Le voyage compassionnel
Par Thierry Libaert
Au hasard de mes lectures en communication de crise, j’avais
repéré en note de bas de pages, un article paru en 1996 dans la
Revue Historique et intitulé « Utilisation politique d’une
catastrophe : le voyage de Napoléon III en Provence durant la
grande crise de 1856 ».
Napoléon III à Tarascon en 1856
A la lecture de ce texte, j’ai appris que le voyage de Napoléon
III dans la région d’Arles, après les inondations, peut être
considéré comme la première fois qu’un pouvoir politique se rend
sur les lieux d’une catastrophe sitôt celle-ci déclarée.
Aujourd’hui cela semble un automatisme de voir les représentants
de l’Etat accourir sur les lieux d’une catastrophe ; en fait cela
date donc de 1856.
Cette première peut s‘expliquer par deux raisons, d’abord la
vision plébiscitaire de l’empereur et, par la suite, par le
suffrage universel qui obligera le politique à une plus grande
prise en compte de l’opinion, ensuite par le changement de vision
d’une catastrophe qui passe d’événement divin et inéluctable à une
gestion dans le cadre d’un état qui se veut providentiel.
Il est intéressant de constater que tout était mis en place
pour que la visite sur place se déroule bien, puisque les communes
traversées par l’empereur étaient assimilées à un « véritable
pèlerinage de la charité » où celui-ci remettait « des sommes
d’argent pour les inondés ». En outre, les préfets avaient pour
mission d’éviter tout imprévu et « de la réussite de l’opération
dépend le maintien dans leur poste de ces fonctionnaires ! ».
Aujourd’hui, qu’il s’agisse d’une catastrophe ferroviaire comme
Brétigny (12 juillet 2013) ou d’un crash aérien comme celui du
Concorde à Gonesse le 25 juillet 2000, en passant par les
catastrophes naturelles comme la tempête Xynthia (fin février
2010), la première réaction de l’Etat est de se rendre sur les
lieux du drame.
La visite compassionnelle est devenu le passage obligé de tout
politique qui se doit de pouvoir interrompre immédiatement ses
activités ou vacances pour se rendre sur les lieux de la
catastrophe et témoigner de son soutien, surtout si l’Etat n’y est
pour rien. « N’être strictement pour rien dans le drame et
déployer pourtant tous ses atours compassionnels, n’est-ce-pas là,
dans cette gratuité, que s’expriment au mieux la bonté, la
sollicitude, la fraternité de l’Etat ? (Michel Richard. 2006)
Nicolas Sarkozy survolant les régions inondées après la tempête
Xynthia en février 2010
Et lorsqu’un membre du gouvernement refuse de céder au nouveau
rite du voyage compassionnel, telle Dominique Voynet, ministre de
l’environnement au moment du naufrage de l’Erika (12 décembre
1999) et déclarant que « cela ne servirait à rien » de se rendre
sur place, elle doit se raviser devant le mécontentement suscité
par sa déclaration.
L’explosion de la demande médiatique a accru cet automatisme de
la visite sur place.
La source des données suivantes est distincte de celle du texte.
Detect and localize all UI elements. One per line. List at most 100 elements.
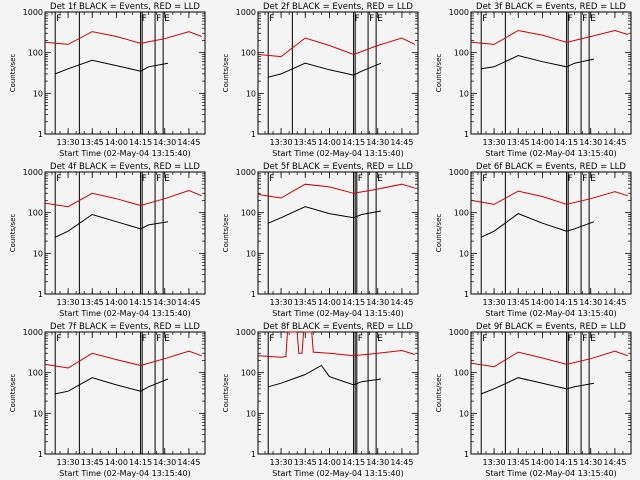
x-tick-label: 14:00: [318, 458, 341, 467]
plot-frame: [44, 11, 206, 135]
y-tick-label: 100: [28, 49, 43, 58]
plot-frame: [257, 171, 419, 295]
y-axis-label: Counts/sec: [435, 374, 443, 413]
events-rate-line: [480, 213, 595, 238]
y-tick-label: 100: [454, 49, 469, 58]
y-tick-label: 1000: [23, 328, 43, 337]
panel-4: Det 4f BLACK = Events, RED = LLD 1 10 100 10…: [9, 162, 206, 318]
x-tick-label: 13:45: [294, 138, 317, 147]
x-axis-label: Start Time (02-May-04 13:15:40): [272, 469, 403, 478]
y-axis-label: Counts/sec: [9, 54, 17, 93]
x-tick-label: 13:45: [81, 298, 104, 307]
plot-frame: [44, 171, 206, 295]
x-tick-label: 14:30: [579, 298, 602, 307]
lld-rate-line: [471, 350, 628, 368]
event-marker-label: E: [164, 334, 170, 344]
y-tick-label: 10: [246, 249, 256, 258]
x-tick-label: 14:15: [555, 458, 578, 467]
lld-rate-line: [471, 190, 628, 205]
y-tick-label: 10: [33, 89, 43, 98]
events-rate-line: [55, 59, 169, 75]
panel-title: Det 4f BLACK = Events, RED = LLD: [50, 162, 200, 172]
y-tick-label: 1: [251, 290, 256, 299]
y-tick-label: 10: [33, 249, 43, 258]
panel-title: Det 1f BLACK = Events, RED = LLD: [50, 2, 200, 12]
y-tick-label: 100: [28, 369, 43, 378]
plot-frame: [470, 11, 632, 135]
panel-title: Det 5f BLACK = Events, RED = LLD: [263, 162, 413, 172]
x-tick-label: 13:30: [57, 458, 80, 467]
y-tick-label: 100: [454, 369, 469, 378]
events-rate-line: [481, 54, 595, 70]
x-tick-label: 14:45: [390, 298, 413, 307]
event-marker-label: F: [156, 14, 161, 24]
x-tick-label: 13:45: [81, 458, 104, 467]
y-tick-label: 1000: [449, 328, 469, 337]
y-axis-label: Counts/sec: [435, 54, 443, 93]
panel-5: Det 5f BLACK = Events, RED = LLD 1 10 100 10…: [222, 162, 419, 318]
event-marker-label: F: [142, 174, 147, 184]
y-axis-label: Counts/sec: [9, 374, 17, 413]
y-tick-label: 100: [241, 209, 256, 218]
x-axis-label: Start Time (02-May-04 13:15:40): [485, 309, 616, 318]
x-tick-label: 13:45: [294, 298, 317, 307]
y-tick-label: 1000: [23, 8, 43, 17]
event-marker-label: F: [56, 174, 61, 184]
x-tick-label: 14:45: [177, 138, 200, 147]
panel-8: Det 8f BLACK = Events, RED = LLD 1 10 100 10…: [222, 322, 419, 478]
y-tick-label: 10: [246, 89, 256, 98]
x-tick-label: 14:30: [579, 458, 602, 467]
event-marker-label: F: [568, 14, 573, 24]
x-axis-label: Start Time (02-May-04 13:15:40): [59, 309, 190, 318]
event-marker-label: F: [482, 14, 487, 24]
x-axis-label: Start Time (02-May-04 13:15:40): [59, 149, 190, 158]
plot-frame: [257, 11, 419, 135]
event-marker-label: F: [355, 14, 360, 24]
y-tick-label: 100: [241, 369, 256, 378]
x-tick-label: 13:30: [57, 298, 80, 307]
events-rate-line: [268, 62, 382, 78]
event-marker-label: F: [56, 14, 61, 24]
event-marker-label: F: [582, 14, 587, 24]
event-marker-label: F: [358, 174, 363, 184]
y-tick-label: 1000: [449, 168, 469, 177]
event-marker-label: E: [164, 174, 170, 184]
x-tick-label: 14:00: [105, 298, 128, 307]
x-axis-label: Start Time (02-May-04 13:15:40): [272, 309, 403, 318]
y-tick-label: 100: [241, 49, 256, 58]
x-tick-label: 14:30: [366, 298, 389, 307]
y-axis-label: Counts/sec: [435, 214, 443, 253]
x-axis-label: Start Time (02-May-04 13:15:40): [485, 469, 616, 478]
event-marker-label: F: [358, 334, 363, 344]
panel-title: Det 8f BLACK = Events, RED = LLD: [263, 322, 413, 332]
x-axis-label: Start Time (02-May-04 13:15:40): [272, 149, 403, 158]
events-rate-line: [54, 213, 169, 238]
x-tick-label: 14:45: [390, 138, 413, 147]
x-tick-label: 14:45: [603, 298, 626, 307]
event-marker-label: F: [56, 334, 61, 344]
x-tick-label: 14:45: [603, 138, 626, 147]
y-tick-label: 10: [33, 409, 43, 418]
x-tick-label: 14:15: [555, 138, 578, 147]
panel-title: Det 3f BLACK = Events, RED = LLD: [476, 2, 626, 12]
events-rate-line: [268, 364, 382, 388]
x-tick-label: 13:30: [270, 138, 293, 147]
y-tick-label: 10: [459, 89, 469, 98]
y-tick-label: 10: [459, 409, 469, 418]
y-tick-label: 1000: [236, 8, 256, 17]
event-marker-label: F: [142, 14, 147, 24]
lld-rate-line: [45, 189, 202, 208]
x-tick-label: 13:30: [483, 298, 506, 307]
panel-2: Det 2f BLACK = Events, RED = LLD 1 10 100 10…: [222, 2, 419, 158]
y-tick-label: 1: [38, 450, 43, 459]
x-tick-label: 13:45: [81, 138, 104, 147]
x-tick-label: 14:45: [390, 458, 413, 467]
x-tick-label: 14:45: [177, 298, 200, 307]
y-tick-label: 10: [459, 249, 469, 258]
x-axis-label: Start Time (02-May-04 13:15:40): [485, 149, 616, 158]
event-marker-label: F: [582, 334, 587, 344]
y-tick-label: 1000: [23, 168, 43, 177]
x-tick-label: 13:30: [57, 138, 80, 147]
y-tick-label: 1: [251, 450, 256, 459]
x-tick-label: 13:45: [294, 458, 317, 467]
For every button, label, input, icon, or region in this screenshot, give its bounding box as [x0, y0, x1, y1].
Elle n’est toutefois pas sans risque
actuellement en raison de l’expression des mécontentements qui
peuvent renvoyer une image de contestation locale du politique.
Comme le soulignait Nicolas Hulot, « qu’un ministre se déplace sur
une plage mazoutée, et l’opinion juge qu’il fait de
l’autopromotion, que ce même ministre ne se déplace pas et la même
opinion le taxe d’indifférence, voire de mépris à l’égard des
souffrances humaines.»
Enfin, et dans un autre registre, ayant participé en 2012 à la
mission sénatoriale sur les inondations dans le Var, j’ai été
intéressé de constater que le thème de la lutte contre les
inondations ne datait pas d’hier. Pour preuve cette déclaration de
Napoléon III au corps législatif en 1857 : « Je tiens à l’honneur
qu’en France, les fleuves rentrent dans leur lit et qu’ils n’en
puissent plus sortir. »
TL
Sources : • Annie Mejean, Utilisation politique d’une
catastrophe : le voyage de Napoléon III en Provence durant la
grande crise de 1856, Revue historique n° 295, janvier-mars 1996.
• Alain Girod, « La faute de Dominique Voynet », Mots n° 75, 2004,
p. 111-120. • Nicolas Hulot, Le syndrome du Titanic, Calmann-Lévy,
2004, p. 40-41. • Michel Richard. La république compassionnelle.
Grasset. 2006. • François Walter, Catastrophes, Seuil, 2008. •
Sénat. « Mission commune d’information. Inondations dans le Var »,
Rapport d’information du Sénat n° 775, 2011-2012.